Court Allows Retiree Health Challenge to Move On

January 9, 2009 ( - An employer bound by a court-approved lawsuit settlement to provide lifetime retiree health benefits could potentially have breached its fiduciary duties by not adequately capitalizing a retiree health benefit trust fund.

U.S. District JudgeJanet C. Hall of the U.S. District Court for the District of Connecticut issued that ruling in a lawsuit against CRA Holdings Inc. by retiree Robert Frulla who said his former employer had violated the Employee Retirement Income Security Act (ERISA) by not making sure the trust providing the retiree benefits was properly funded.

Hall said her ruling was despite the fact that ERISA carries no minimum funding requirement for health plans and that the holding was based on the 1993 settlement of an earlier legal challenge to the company’s benefits.

“To the extent CRA or its predecessors engaged in transactions, of which fiduciaries were aware, that the fiduciaries knew or should have known would result in an inability to fund future benefits, the fiduciaries had an obligation to investigate steps they could take to prevent the Plan from becoming insolvent,” Hall wrote.

Hall also rebuffed a company argument that it was not required to tell plan participants about a series of corporate transactions that led to the $12-million trust fund set up to fund retiree benefits.
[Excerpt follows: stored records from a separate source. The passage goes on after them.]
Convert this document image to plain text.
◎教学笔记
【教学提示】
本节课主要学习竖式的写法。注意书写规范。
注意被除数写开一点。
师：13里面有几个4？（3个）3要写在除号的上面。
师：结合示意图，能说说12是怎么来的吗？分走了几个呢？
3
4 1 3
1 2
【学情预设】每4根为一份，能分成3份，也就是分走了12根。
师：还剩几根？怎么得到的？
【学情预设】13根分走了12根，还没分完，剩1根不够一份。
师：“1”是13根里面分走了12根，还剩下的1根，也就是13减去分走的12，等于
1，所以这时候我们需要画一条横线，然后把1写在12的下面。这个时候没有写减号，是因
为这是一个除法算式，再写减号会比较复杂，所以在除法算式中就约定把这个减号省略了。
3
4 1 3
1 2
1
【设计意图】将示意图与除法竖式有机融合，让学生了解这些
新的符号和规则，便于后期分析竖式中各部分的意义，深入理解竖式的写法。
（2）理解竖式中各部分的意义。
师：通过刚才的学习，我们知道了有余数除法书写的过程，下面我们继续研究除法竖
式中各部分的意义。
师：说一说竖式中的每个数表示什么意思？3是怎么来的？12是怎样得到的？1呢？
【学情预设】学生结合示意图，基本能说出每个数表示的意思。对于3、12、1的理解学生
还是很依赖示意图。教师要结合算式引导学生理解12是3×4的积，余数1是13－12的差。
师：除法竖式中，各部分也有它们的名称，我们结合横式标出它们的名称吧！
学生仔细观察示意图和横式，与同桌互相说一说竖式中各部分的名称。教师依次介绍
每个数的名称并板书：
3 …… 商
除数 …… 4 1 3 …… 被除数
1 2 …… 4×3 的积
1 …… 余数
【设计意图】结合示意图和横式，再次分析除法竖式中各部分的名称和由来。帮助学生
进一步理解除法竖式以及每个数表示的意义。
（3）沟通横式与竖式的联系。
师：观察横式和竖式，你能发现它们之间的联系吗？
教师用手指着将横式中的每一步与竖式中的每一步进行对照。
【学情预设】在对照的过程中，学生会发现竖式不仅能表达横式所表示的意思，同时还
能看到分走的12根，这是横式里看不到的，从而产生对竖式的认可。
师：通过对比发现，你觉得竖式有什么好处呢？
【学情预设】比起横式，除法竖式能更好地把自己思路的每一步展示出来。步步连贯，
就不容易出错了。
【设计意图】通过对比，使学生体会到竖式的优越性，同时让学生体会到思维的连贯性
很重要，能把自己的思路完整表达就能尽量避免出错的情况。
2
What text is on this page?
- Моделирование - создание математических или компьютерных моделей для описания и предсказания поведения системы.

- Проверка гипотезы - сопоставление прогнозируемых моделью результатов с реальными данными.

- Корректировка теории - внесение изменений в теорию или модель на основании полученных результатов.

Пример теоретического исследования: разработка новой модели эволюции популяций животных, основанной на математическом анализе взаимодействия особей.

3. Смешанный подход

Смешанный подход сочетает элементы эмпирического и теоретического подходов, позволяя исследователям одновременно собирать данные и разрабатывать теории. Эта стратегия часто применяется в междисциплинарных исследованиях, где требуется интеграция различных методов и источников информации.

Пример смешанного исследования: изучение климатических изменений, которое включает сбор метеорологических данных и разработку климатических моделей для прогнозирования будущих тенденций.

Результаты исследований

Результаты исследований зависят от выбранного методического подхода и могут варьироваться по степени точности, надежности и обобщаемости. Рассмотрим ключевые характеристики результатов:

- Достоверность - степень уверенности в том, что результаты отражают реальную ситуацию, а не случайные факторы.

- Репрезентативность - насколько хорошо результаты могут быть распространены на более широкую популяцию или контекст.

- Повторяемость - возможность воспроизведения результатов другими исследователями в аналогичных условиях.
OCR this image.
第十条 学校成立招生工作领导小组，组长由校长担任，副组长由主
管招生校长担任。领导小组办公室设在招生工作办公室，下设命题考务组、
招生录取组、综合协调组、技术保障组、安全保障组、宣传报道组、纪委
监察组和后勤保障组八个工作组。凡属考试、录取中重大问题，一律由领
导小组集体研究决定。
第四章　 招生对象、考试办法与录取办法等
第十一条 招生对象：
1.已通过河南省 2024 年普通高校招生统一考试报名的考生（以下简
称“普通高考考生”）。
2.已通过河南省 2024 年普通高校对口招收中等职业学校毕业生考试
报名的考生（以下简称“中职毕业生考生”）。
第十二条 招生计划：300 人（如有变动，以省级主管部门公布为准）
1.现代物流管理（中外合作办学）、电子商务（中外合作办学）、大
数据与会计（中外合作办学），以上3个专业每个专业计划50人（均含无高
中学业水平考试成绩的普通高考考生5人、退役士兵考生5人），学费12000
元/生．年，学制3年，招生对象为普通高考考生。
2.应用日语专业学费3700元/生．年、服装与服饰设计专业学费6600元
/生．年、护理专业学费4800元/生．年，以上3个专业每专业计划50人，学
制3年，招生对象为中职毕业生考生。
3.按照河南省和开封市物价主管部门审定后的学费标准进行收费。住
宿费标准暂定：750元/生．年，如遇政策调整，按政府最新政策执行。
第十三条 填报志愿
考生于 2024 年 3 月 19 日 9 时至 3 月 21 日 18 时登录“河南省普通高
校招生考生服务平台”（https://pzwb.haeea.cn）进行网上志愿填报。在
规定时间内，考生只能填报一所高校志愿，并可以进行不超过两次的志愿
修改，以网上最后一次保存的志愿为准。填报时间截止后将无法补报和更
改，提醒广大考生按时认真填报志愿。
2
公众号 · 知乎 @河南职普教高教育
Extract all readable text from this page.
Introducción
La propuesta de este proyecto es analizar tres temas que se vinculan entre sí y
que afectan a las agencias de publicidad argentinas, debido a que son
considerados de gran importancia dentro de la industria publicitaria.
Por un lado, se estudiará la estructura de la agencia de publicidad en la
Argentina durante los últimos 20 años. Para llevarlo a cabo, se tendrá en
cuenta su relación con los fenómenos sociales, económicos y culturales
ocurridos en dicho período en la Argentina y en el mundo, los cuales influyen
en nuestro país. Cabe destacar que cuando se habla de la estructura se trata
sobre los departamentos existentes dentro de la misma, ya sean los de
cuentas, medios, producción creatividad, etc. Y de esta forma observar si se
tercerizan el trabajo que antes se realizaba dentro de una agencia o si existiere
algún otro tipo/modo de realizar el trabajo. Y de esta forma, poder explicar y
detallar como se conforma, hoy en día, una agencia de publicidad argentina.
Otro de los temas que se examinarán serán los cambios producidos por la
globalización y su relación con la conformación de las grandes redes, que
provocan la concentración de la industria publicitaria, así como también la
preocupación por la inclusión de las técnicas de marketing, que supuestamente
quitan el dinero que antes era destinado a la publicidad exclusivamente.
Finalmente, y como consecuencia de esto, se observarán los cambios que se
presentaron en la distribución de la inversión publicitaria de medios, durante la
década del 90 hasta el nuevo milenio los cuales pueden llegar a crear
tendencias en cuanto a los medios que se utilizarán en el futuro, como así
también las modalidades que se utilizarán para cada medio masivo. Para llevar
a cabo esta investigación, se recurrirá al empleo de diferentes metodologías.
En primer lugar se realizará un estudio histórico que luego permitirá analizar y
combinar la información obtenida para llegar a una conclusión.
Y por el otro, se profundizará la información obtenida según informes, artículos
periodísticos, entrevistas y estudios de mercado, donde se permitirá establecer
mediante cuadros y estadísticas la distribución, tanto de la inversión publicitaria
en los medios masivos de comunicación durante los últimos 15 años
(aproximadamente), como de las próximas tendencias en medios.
In fact, Hall asserted, disclosing these transactions and their probable effect on the funding of retiree benefits would have allowed participants to better protect their legal interest in the benefits.

The court also disposed of CRA’s argument that it did not breach its fiduciary duties by taking $5 million from the $12 million fund to pay a “single premium” to purchase life insurance for the retirees. According to Hall, even if CRA purchased life insurance as part of its responsibility to the plan, that would not mean it had no fiduciary obligation to make sure the trust fund remained properly capitalized.

Hall said the fiscal condition of the plan began to deteriorate in 1999 but was never disclosed to plan participants, nor did the plan’s administrators attempt to seek additional funding for the plan. By 2003, the trust fund had a $2 million deficit, the court said.

The case is Frulla v. CRA Holdings Inc., D. Conn., No. 3:08-CV-119 (JCH), 1/7/09.